Non può sfuggire a nessuno l’importanza del tema sollevato da Nye. Se i declinisti hanno ragione, allora il mondo che ci si prospetta, guardato dal punto di vista di noi occidentali, è un mondo in cui sarà sempre più spiacevole vivere. Se i declinisti hanno ragione dobbiamo aspettarci una frantumazione della società internazionale in blocchi regionali tendenzialmente chiusi, ruotanti intorno alle varie potenze emergenti. Dobbiamo anche aspettarci un drammatico declino di quel soft power che, facendo leva sui valori e sul modo di vita occidentale, ha spinto molti Paesi extraoccidentali ad abbracciare la democrazia politica e l’economia di mercato. Altre potenze, in competizione con gli Stati Uniti, saranno in grado di proporre al resto del mondo soluzioni politiche ed economiche diverse (autocratiche per lo più) e il loro accresciuto soft power funzionerà da calamita, attirerà, nell’Africa subsahariana, in Medio Oriente o nel Caucaso, le élite di molti Paesi. Al declino degli Stati Uniti si accompagnerebbe un declino (economico, politico e infine anche militare) del mondo occidentale, Europa compresa, nel suo insieme. Crescerebbero alla fine anche i rischi di guerra tra le grandi potenze.

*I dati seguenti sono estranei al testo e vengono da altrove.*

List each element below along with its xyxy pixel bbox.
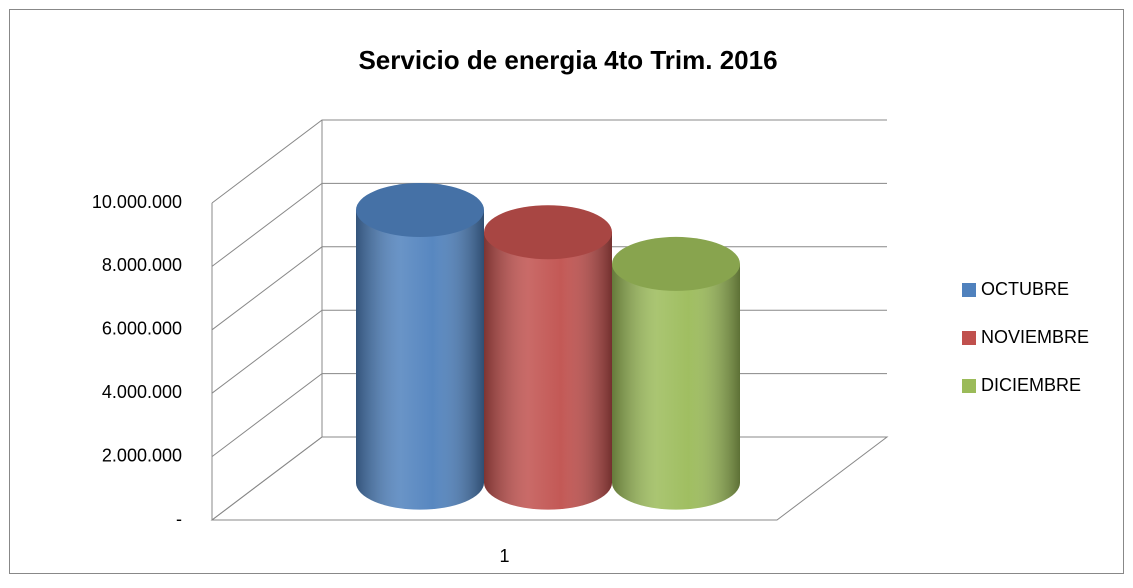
grid-line bbox=[211, 182, 887, 267]
legend-label: DICIEMBRE bbox=[981, 375, 1081, 395]
bar-shade bbox=[356, 210, 484, 510]
legend-label: NOVIEMBRE bbox=[981, 327, 1089, 347]
bar-shade bbox=[612, 263, 740, 510]
y-tick-label: 8.000.000 bbox=[102, 255, 182, 275]
bar bbox=[612, 236, 740, 510]
legend-label: OCTUBRE bbox=[981, 279, 1069, 299]
y-tick-label: 10.000.000 bbox=[92, 192, 182, 212]
bar-top-shade bbox=[356, 183, 484, 238]
bar-top-shade bbox=[612, 236, 740, 291]
bar-top bbox=[356, 183, 484, 238]
grid-line bbox=[211, 119, 887, 204]
y-tick-label: - bbox=[176, 509, 182, 529]
y-tick-label: 6.000.000 bbox=[102, 319, 182, 339]
y-tick-label: 4.000.000 bbox=[102, 382, 182, 402]
bar-top bbox=[612, 236, 740, 291]
y-tick-label: 2.000.000 bbox=[102, 445, 182, 465]
legend-swatch bbox=[962, 283, 976, 297]
legend-swatch bbox=[962, 331, 976, 345]
chart-title: Servicio de energia 4to Trim. 2016 bbox=[358, 45, 777, 75]
bar-shade bbox=[484, 232, 612, 510]
bar bbox=[484, 205, 612, 510]
bar-top bbox=[484, 205, 612, 260]
legend-swatch bbox=[962, 379, 976, 393]
bar-top-shade bbox=[484, 205, 612, 260]
bar bbox=[356, 183, 484, 510]
x-tick-label: 1 bbox=[499, 546, 509, 566]
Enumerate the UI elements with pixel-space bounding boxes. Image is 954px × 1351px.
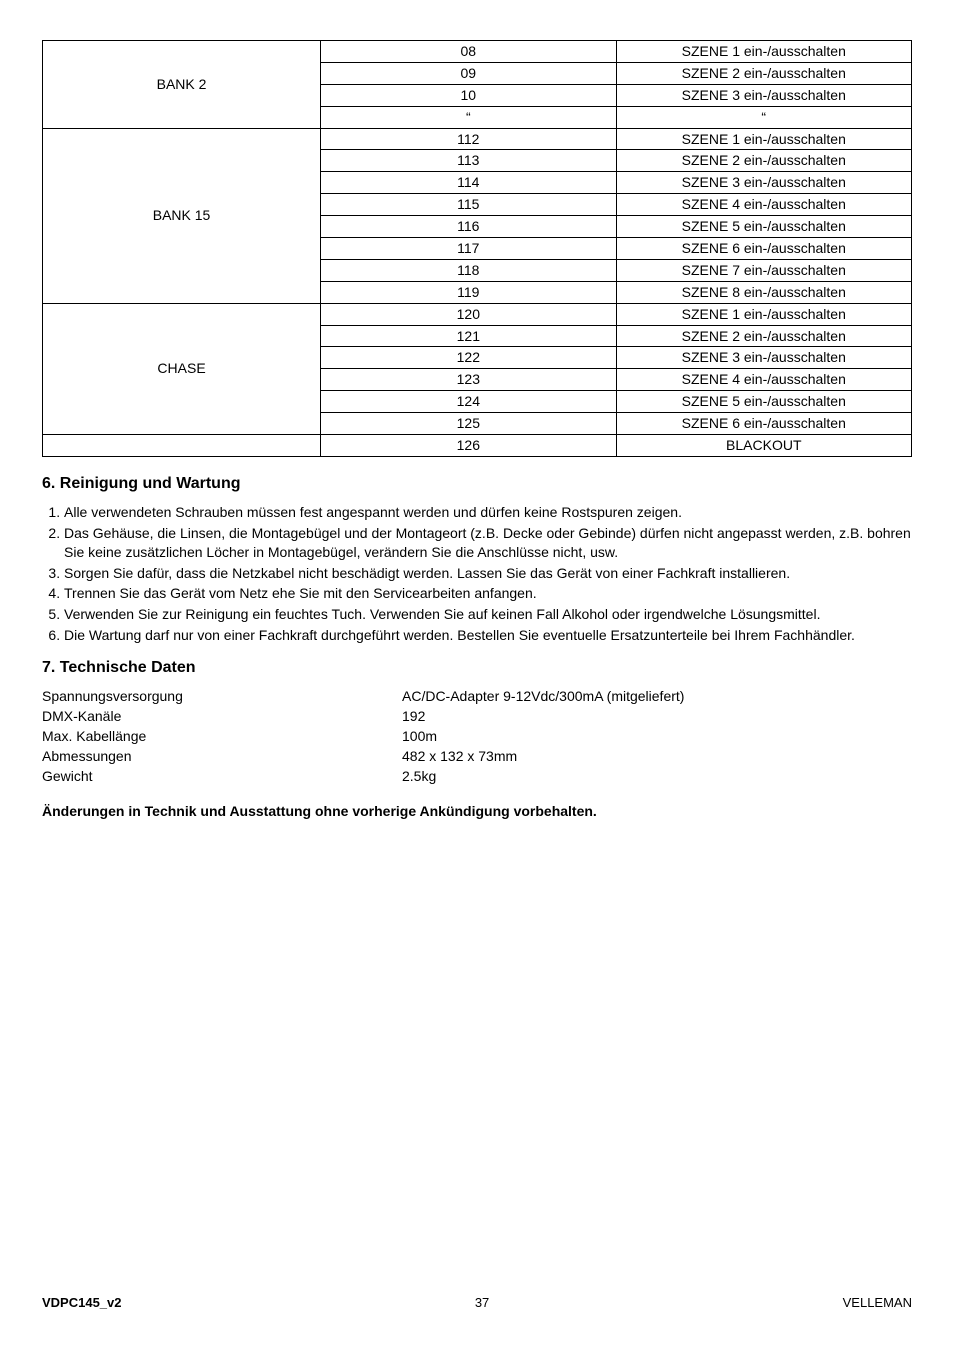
specs-table: SpannungsversorgungAC/DC-Adapter 9-12Vdc… — [42, 687, 684, 786]
list-item: Alle verwendeten Schrauben müssen fest a… — [64, 503, 912, 522]
section-7-title: 7. Technische Daten — [42, 659, 912, 677]
desc-cell: SZENE 8 ein-/ausschalten — [616, 281, 911, 303]
table-row: BANK 208SZENE 1 ein-/ausschalten — [43, 41, 912, 63]
footer-right: VELLEMAN — [843, 1295, 912, 1310]
table-row: 126BLACKOUT — [43, 435, 912, 457]
code-cell: 09 — [321, 62, 616, 84]
code-cell: 115 — [321, 194, 616, 216]
desc-cell: SZENE 2 ein-/ausschalten — [616, 325, 911, 347]
desc-cell: SZENE 4 ein-/ausschalten — [616, 194, 911, 216]
desc-cell: SZENE 5 ein-/ausschalten — [616, 391, 911, 413]
desc-cell: SZENE 5 ein-/ausschalten — [616, 216, 911, 238]
desc-cell: SZENE 7 ein-/ausschalten — [616, 259, 911, 281]
spec-value: 100m — [402, 727, 684, 747]
section-6-title: 6. Reinigung und Wartung — [42, 475, 912, 493]
list-item: Verwenden Sie zur Reinigung ein feuchtes… — [64, 605, 912, 624]
desc-cell: SZENE 1 ein-/ausschalten — [616, 128, 911, 150]
spec-value: 482 x 132 x 73mm — [402, 747, 684, 767]
code-cell: 120 — [321, 303, 616, 325]
table-row: CHASE120SZENE 1 ein-/ausschalten — [43, 303, 912, 325]
change-note: Änderungen in Technik und Ausstattung oh… — [42, 803, 912, 819]
desc-cell: SZENE 3 ein-/ausschalten — [616, 172, 911, 194]
desc-cell: SZENE 3 ein-/ausschalten — [616, 84, 911, 106]
code-cell: 126 — [321, 435, 616, 457]
bank-table: BANK 208SZENE 1 ein-/ausschalten09SZENE … — [42, 40, 912, 457]
group-cell: BANK 15 — [43, 128, 321, 303]
desc-cell: SZENE 4 ein-/ausschalten — [616, 369, 911, 391]
code-cell: 10 — [321, 84, 616, 106]
footer-left: VDPC145_v2 — [42, 1295, 122, 1310]
desc-cell: BLACKOUT — [616, 435, 911, 457]
list-item: Trennen Sie das Gerät vom Netz ehe Sie m… — [64, 584, 912, 603]
spec-row: Gewicht2.5kg — [42, 767, 684, 787]
desc-cell: SZENE 2 ein-/ausschalten — [616, 62, 911, 84]
spec-row: DMX-Kanäle192 — [42, 707, 684, 727]
footer-page-number: 37 — [42, 1295, 912, 1310]
desc-cell: “ — [616, 106, 911, 128]
code-cell: 117 — [321, 238, 616, 260]
spec-label: Spannungsversorgung — [42, 687, 402, 707]
desc-cell: SZENE 1 ein-/ausschalten — [616, 41, 911, 63]
spec-label: Gewicht — [42, 767, 402, 787]
code-cell: 114 — [321, 172, 616, 194]
code-cell: 118 — [321, 259, 616, 281]
section-6-list: Alle verwendeten Schrauben müssen fest a… — [42, 503, 912, 645]
code-cell: 116 — [321, 216, 616, 238]
code-cell: “ — [321, 106, 616, 128]
code-cell: 119 — [321, 281, 616, 303]
code-cell: 113 — [321, 150, 616, 172]
table-row: BANK 15112SZENE 1 ein-/ausschalten — [43, 128, 912, 150]
spec-row: Abmessungen482 x 132 x 73mm — [42, 747, 684, 767]
spec-row: Max. Kabellänge100m — [42, 727, 684, 747]
code-cell: 112 — [321, 128, 616, 150]
spec-row: SpannungsversorgungAC/DC-Adapter 9-12Vdc… — [42, 687, 684, 707]
code-cell: 122 — [321, 347, 616, 369]
spec-label: DMX-Kanäle — [42, 707, 402, 727]
spec-label: Abmessungen — [42, 747, 402, 767]
list-item: Sorgen Sie dafür, dass die Netzkabel nic… — [64, 564, 912, 583]
group-cell: BANK 2 — [43, 41, 321, 129]
group-cell-empty — [43, 435, 321, 457]
spec-value: 2.5kg — [402, 767, 684, 787]
code-cell: 125 — [321, 413, 616, 435]
desc-cell: SZENE 6 ein-/ausschalten — [616, 413, 911, 435]
page-footer: VDPC145_v2 VELLEMAN 37 — [42, 1295, 912, 1310]
list-item: Das Gehäuse, die Linsen, die Montagebüge… — [64, 524, 912, 562]
spec-value: AC/DC-Adapter 9-12Vdc/300mA (mitgeliefer… — [402, 687, 684, 707]
code-cell: 124 — [321, 391, 616, 413]
list-item: Die Wartung darf nur von einer Fachkraft… — [64, 626, 912, 645]
group-cell: CHASE — [43, 303, 321, 434]
code-cell: 121 — [321, 325, 616, 347]
desc-cell: SZENE 3 ein-/ausschalten — [616, 347, 911, 369]
desc-cell: SZENE 1 ein-/ausschalten — [616, 303, 911, 325]
code-cell: 123 — [321, 369, 616, 391]
desc-cell: SZENE 6 ein-/ausschalten — [616, 238, 911, 260]
desc-cell: SZENE 2 ein-/ausschalten — [616, 150, 911, 172]
code-cell: 08 — [321, 41, 616, 63]
spec-label: Max. Kabellänge — [42, 727, 402, 747]
spec-value: 192 — [402, 707, 684, 727]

Se invece Nye ha ragione, ciò non basterà a rendere meno complesso il mondo né a impedire le sue molte tragedie ma, almeno, resterà la speranza che esso non vada totalmente fuori controllo. Se il primato americano non finirà, e se la pressione dei problemi costringerà i governi a cooperare, alcune delle più cupe profezie dei teorici del declino americano non si concretizzeranno.